The standard answer to this is 3X your net annual without fixed assets. All payables and receivables are yours to settle or collect unless you negotiate it in the deal. The concept is that a business investment should pay for its self within 5 years so if you show it paying for itself in 3 it gives the new owner room to live, grow and other miscellaneous expenses to be paid.
IF you plan on financing, do NOT expect to receive any of the payments or not all of them. If you do Great and that is a bonus! If you have to take the business back(due to non-payment) expect a long hard road to recover a loss in sales and probably employees.

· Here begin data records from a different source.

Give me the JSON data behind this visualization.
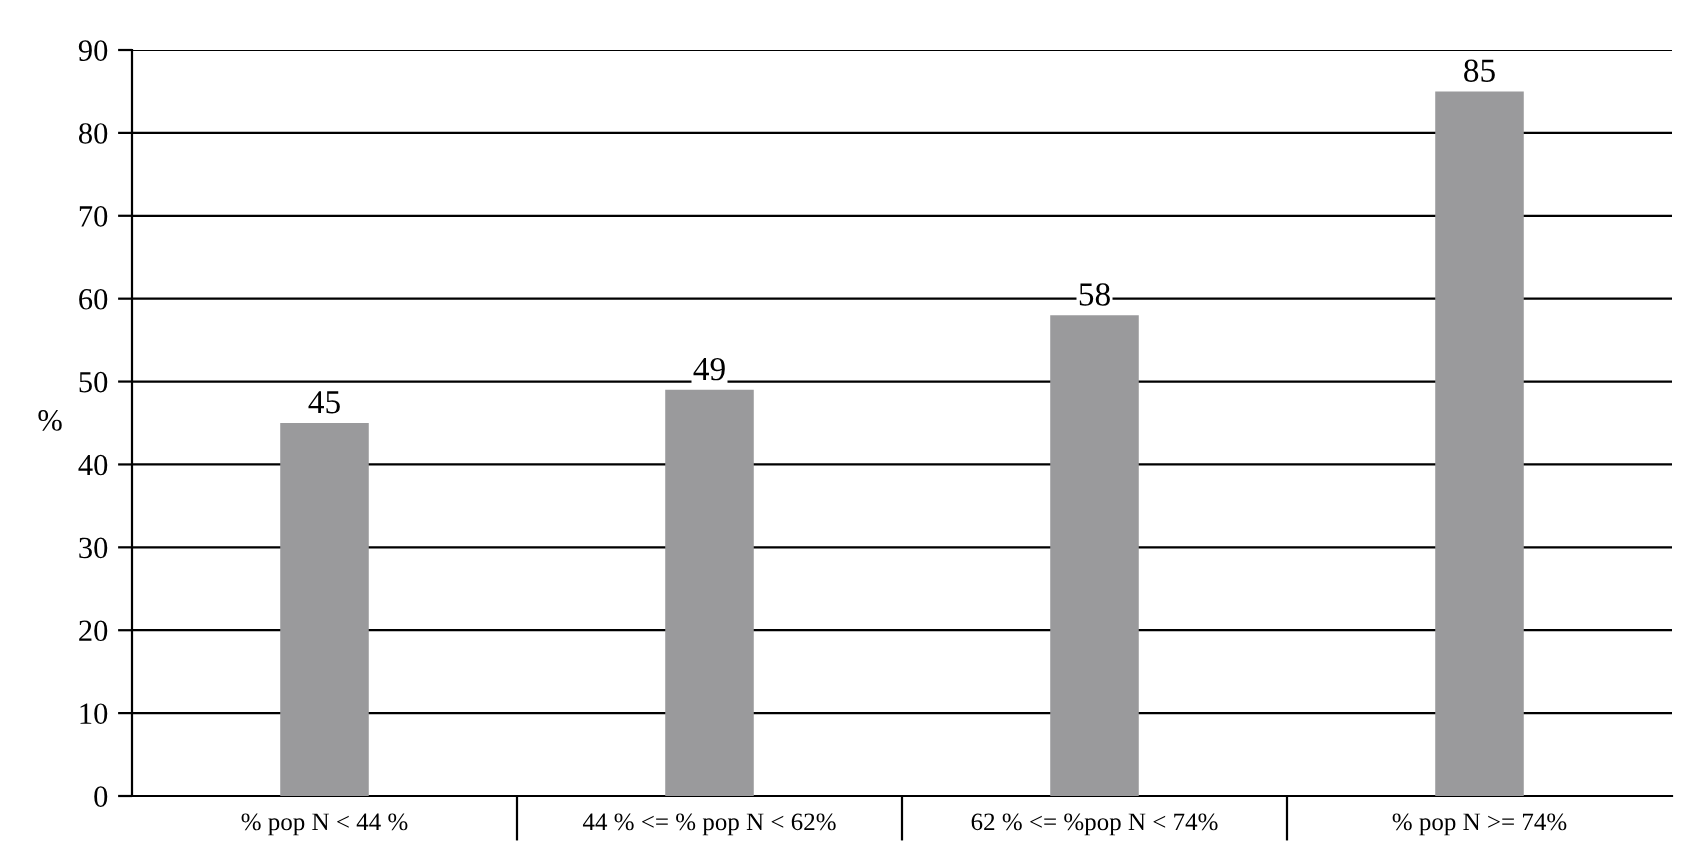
{
  "chart_data": {
    "type": "bar",
    "ylabel": "%",
    "categories": [
      "% pop N < 44 %",
      "44 % <= % pop N < 62%",
      "62 % <= %pop N < 74%",
      "% pop N >= 74%"
    ],
    "values": [
      45,
      49,
      58,
      85
    ],
    "color": "#9a9a9c",
    "ylim": [
      0,
      90
    ],
    "yticks": [
      0,
      10,
      20,
      30,
      40,
      50,
      60,
      70,
      80,
      90
    ],
    "grid": "y",
    "data_labels": true,
    "legend": false
  }
}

I had a pizza store years ago. I used a business broker to help sell the store. It sold for $250K; I was net $100K a year(on the books ). The buyer put $100K down and the broker took $25K for their fees. I NEVER received a payment, went to court. $40K later they had a better attorney and he walked from the deal. The business broker never went to bat for me.
Data from Bizcomps, Pratts Stats and the IBA Database do not support an assumption of 3X discretionary cash flow. There are hundreds of comparables to build a model from. Sure, some pizza stores sell for 3X but the averages for actual done deals are lower than that.
A lot of folks like to throw that 3X number around but reality in most cases is closer to 2X with a significant number of transactions from 1.5X to 2.5X. Fewer than 10% are done at 3X and those tend to be higher volume with a solid multi-year growth track record.
The transaction that MBramhall reports at 2.5X is much more typical.
well i am going to stick to my 300k then. we have not even opened up our dining room yet that will increase sales by another 15-20% and the rent only goes up 600 a month to 2200.
that could put my store well over the 600k a year mark
the first 28 months were just DELCO, but we are adding a 40 seat dine in area for familys and partys due to all the demands for it.
This guy is dreaming if he thinks im gonna settle for 225-250k That would be a steal from my view.
And the ball in my court, if i sell i get some money if i keep it i still make good money
I can only agree with this. If the buyer can come up with $250k, take the money and run. I hate politics, but the bottom line is that if Obama gets elected again, interest rates are going to double. That is going to crunch credit, limiting what someone can offer you the next time you get an offer.
If the economy was on an upswing, then by all means hang on, but it is a buyers market now.